Elektronische Kommunikation löst althergebrachte Verständigungsmethoden immer mehr ab. So ersetzen E-Mails Telefongespräche und Briefe zunehmend, sowohl im privaten als auch im professionellen Kontext. Das macht vieles einfacher, birgt aber auch Gefahren. Worauf sollte man also achten, welche Fallstricke lauern?

Spam, Viren, Ransomware

Jeder, der E-Mails versendet und empfängt, hat sicherlich schon einmal eine Spam-Nachricht erhalten. Das sind Mails, die oftmals unerwünschte und gefälschte Produkt- oder Jobangebote beinhalten – oder angeblich todsichere Methoden, ganz ohne oder mit nur wenig Arbeit schnell unglaublich viel Geld zu verdienen.

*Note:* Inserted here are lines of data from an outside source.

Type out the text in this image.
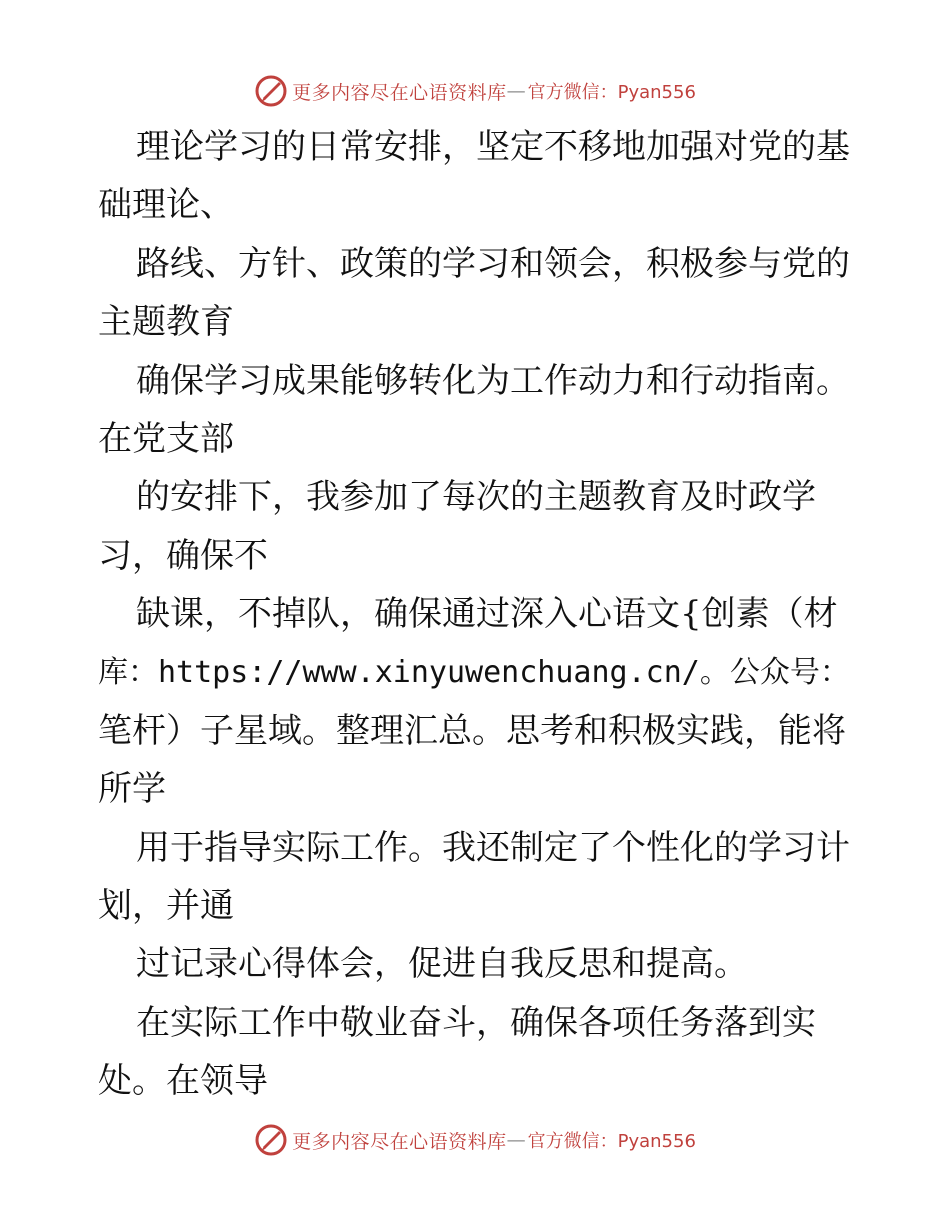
更多内容尽在心语资料库 — 官方微信：Pyan556
理论学习的日常安排，坚定不移地加强对党的基
础理论、
路线、方针、政策的学习和领会，积极参与党的
主题教育
确保学习成果能够转化为工作动力和行动指南。
在党支部
的安排下，我参加了每次的主题教育及时政学
习，确保不
缺课，不掉队，确保通过深入心语文{创素（材
库：https://www.xinyuwenchuang.cn/。公众号：
笔杆）子星域。整理汇总。思考和积极实践，能将
所学
用于指导实际工作。我还制定了个性化的学习计
划，并通
过记录心得体会，促进自我反思和提高。
在实际工作中敬业奋斗，确保各项任务落到实
处。在领导
更多内容尽在心语资料库 — 官方微信：Pyan556
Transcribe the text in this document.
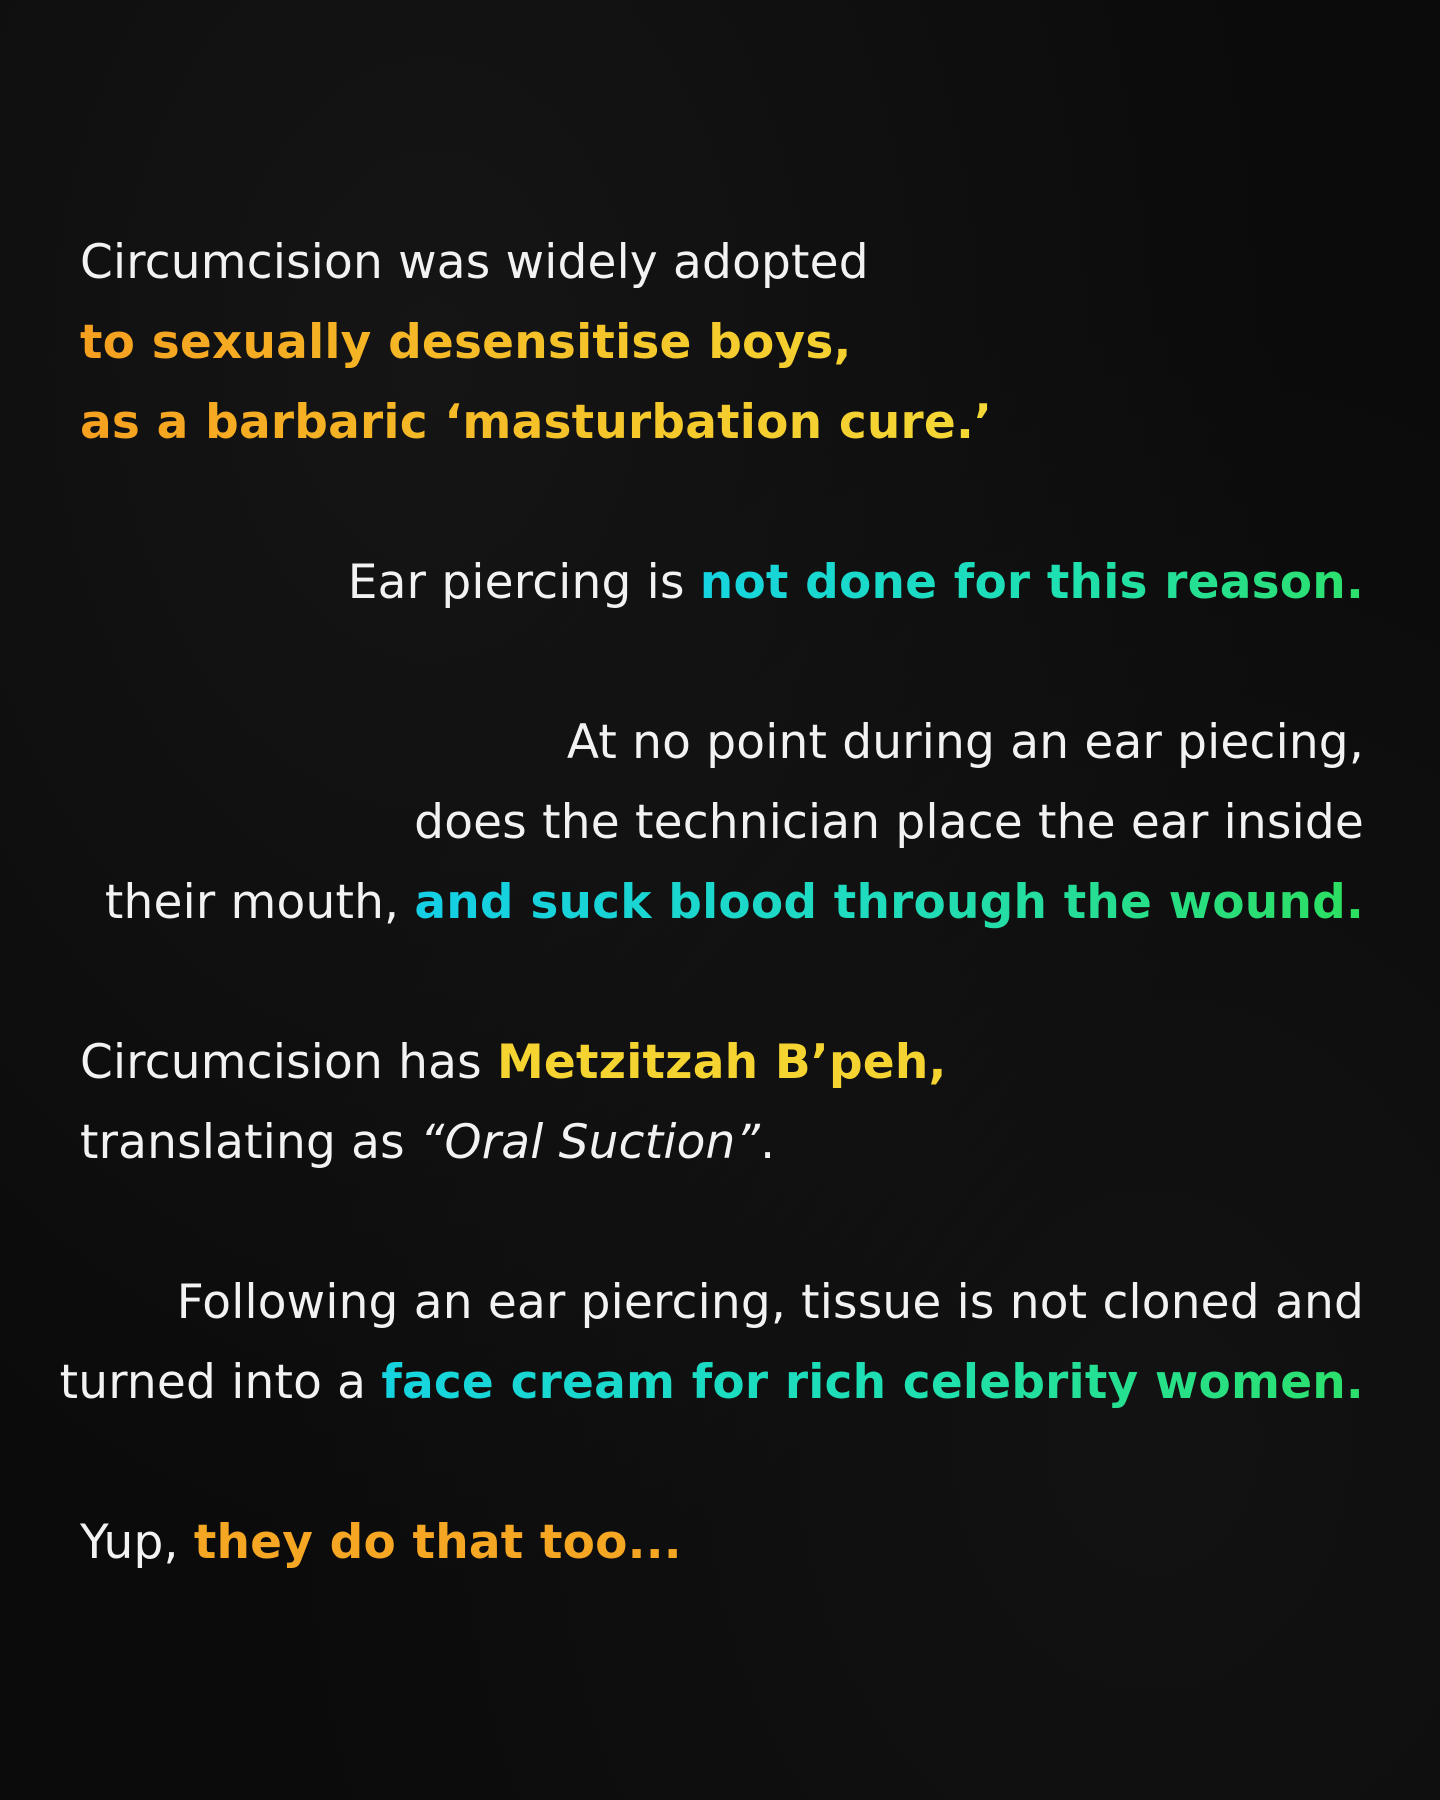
Circumcision was widely adopted
to sexually desensitise boys,
as a barbaric ‘masturbation cure.’
Ear piercing is not done for this reason.
At no point during an ear piecing,
does the technician place the ear inside
their mouth, and suck blood through the wound.
Circumcision has Metzitzah B’peh,
translating as “Oral Suction”.
Following an ear piercing, tissue is not cloned and
turned into a face cream for rich celebrity women.
Yup, they do that too...
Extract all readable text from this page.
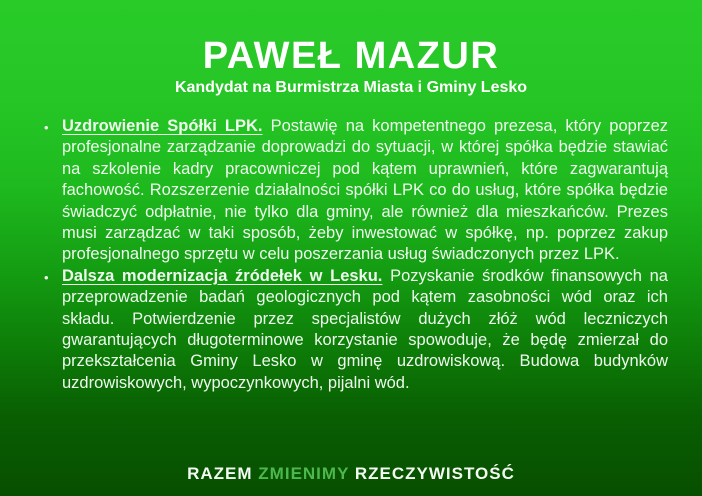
PAWEŁ MAZUR
Kandydat na Burmistrza Miasta i Gminy Lesko
• Uzdrowienie Spółki LPK. Postawię na kompetentnego prezesa, który poprzez profesjonalne zarządzanie doprowadzi do sytuacji, w której spółka będzie stawiać na szkolenie kadry pracowniczej pod kątem uprawnień, które zagwarantują fachowość. Rozszerzenie działalności spółki LPK co do usług, które spółka będzie świadczyć odpłatnie, nie tylko dla gminy, ale również dla mieszkańców. Prezes musi zarządzać w taki sposób, żeby inwestować w spółkę, np. poprzez zakup profesjonalnego sprzętu w celu poszerzania usług świadczonych przez LPK.
• Dalsza modernizacja źródełek w Lesku. Pozyskanie środków finansowych na przeprowadzenie badań geologicznych pod kątem zasobności wód oraz ich składu. Potwierdzenie przez specjalistów dużych złóż wód leczniczych gwarantujących długoterminowe korzystanie spowoduje, że będę zmierzał do przekształcenia Gminy Lesko w gminę uzdrowiskową. Budowa budynków uzdrowiskowych, wypoczynkowych, pijalni wód.
RAZEM ZMIENIMY RZECZYWISTOŚĆ
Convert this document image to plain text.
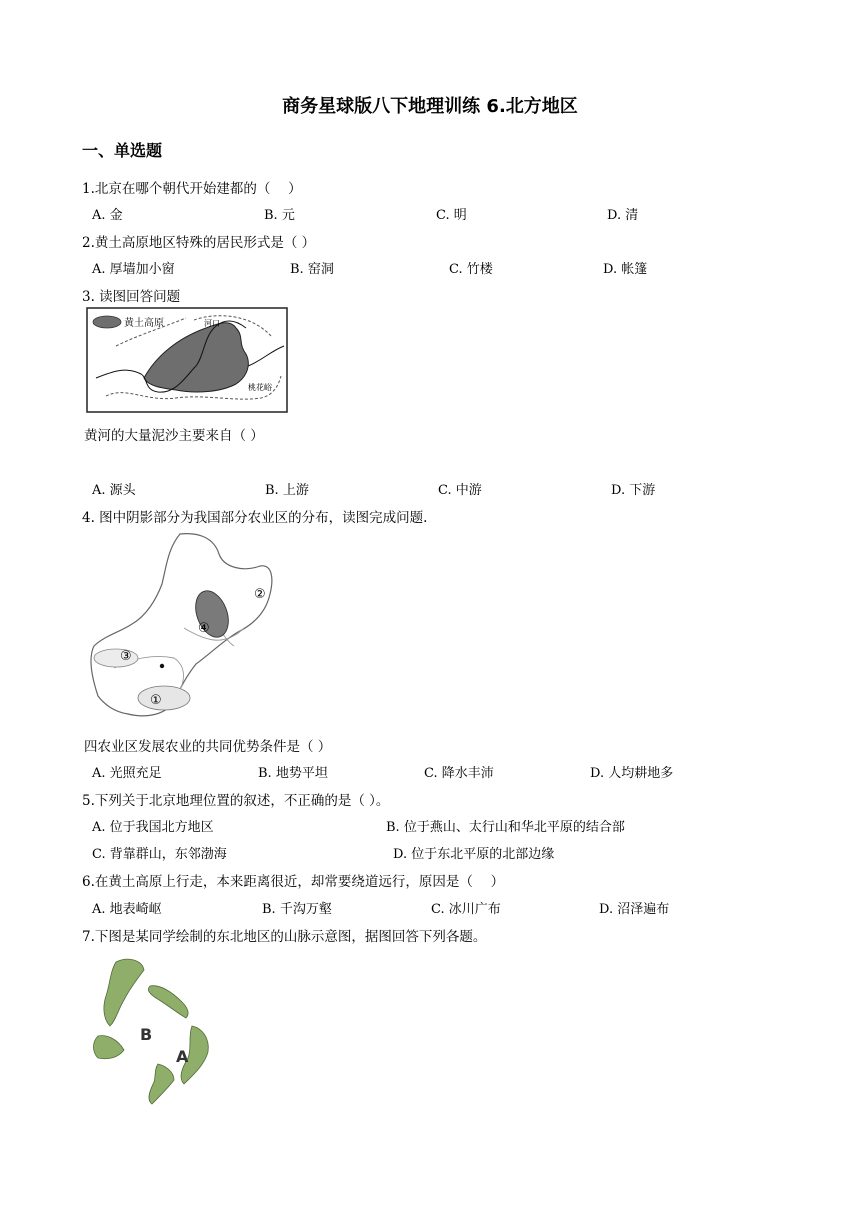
商务星球版八下地理训练 6.北方地区
一、单选题
1.北京在哪个朝代开始建都的（　 ）
A. 金	B. 元	C. 明	D. 清
2.黄土高原地区特殊的居民形式是（ ）
A. 厚墙加小窗	B. 窑洞	C. 竹楼	D. 帐篷
3. 读图回答问题
黄土高原	河口
桃花峪
黄河的大量泥沙主要来自（ ）
A. 源头	B. 上游	C. 中游	D. 下游
4. 图中阴影部分为我国部分农业区的分布，读图完成问题.
②
④
③
①
四农业区发展农业的共同优势条件是（ ）
A. 光照充足	B. 地势平坦	C. 降水丰沛	D. 人均耕地多
5.下列关于北京地理位置的叙述，不正确的是（ ）。
A. 位于我国北方地区	B. 位于燕山、太行山和华北平原的结合部
C. 背靠群山，东邻渤海	D. 位于东北平原的北部边缘
6.在黄土高原上行走，本来距离很近，却常要绕道远行，原因是（　 ）
A. 地表崎岖	B. 千沟万壑	C. 冰川广布	D. 沼泽遍布
7.下图是某同学绘制的东北地区的山脉示意图，据图回答下列各题。
B
A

Nicht alle dieser Spam-Mails sind dabei so leicht zu identifizieren wie einer der Spam-Klassiker schlechthin, nämlich jene Nachricht rund um den angeblichen nigerianischen Astronauten in der Zwickmühle. Oft sind Spam-Mails als auf den ersten Blick echt erscheinende Rechnungen oder Mahnungen getarnt. Sie sind dann meist mit einem Anhang im Zip- oder PDF-Format versehen. Öffnet man diesen, gelangen Schadprogramme auf den Rechner, die eventuell sensible Daten ausspähen oder sogar den Nutzer aus dem System aussperren und dieses erst nach Zahlung eines „Lösegelds“ wieder freigeben. Solche sogenannte Ransomware kann ganze Unternehmen lahmlegen, wie es aktuell der Fall des der „WannaCry“-Schädlings eindrucksvoll beweist.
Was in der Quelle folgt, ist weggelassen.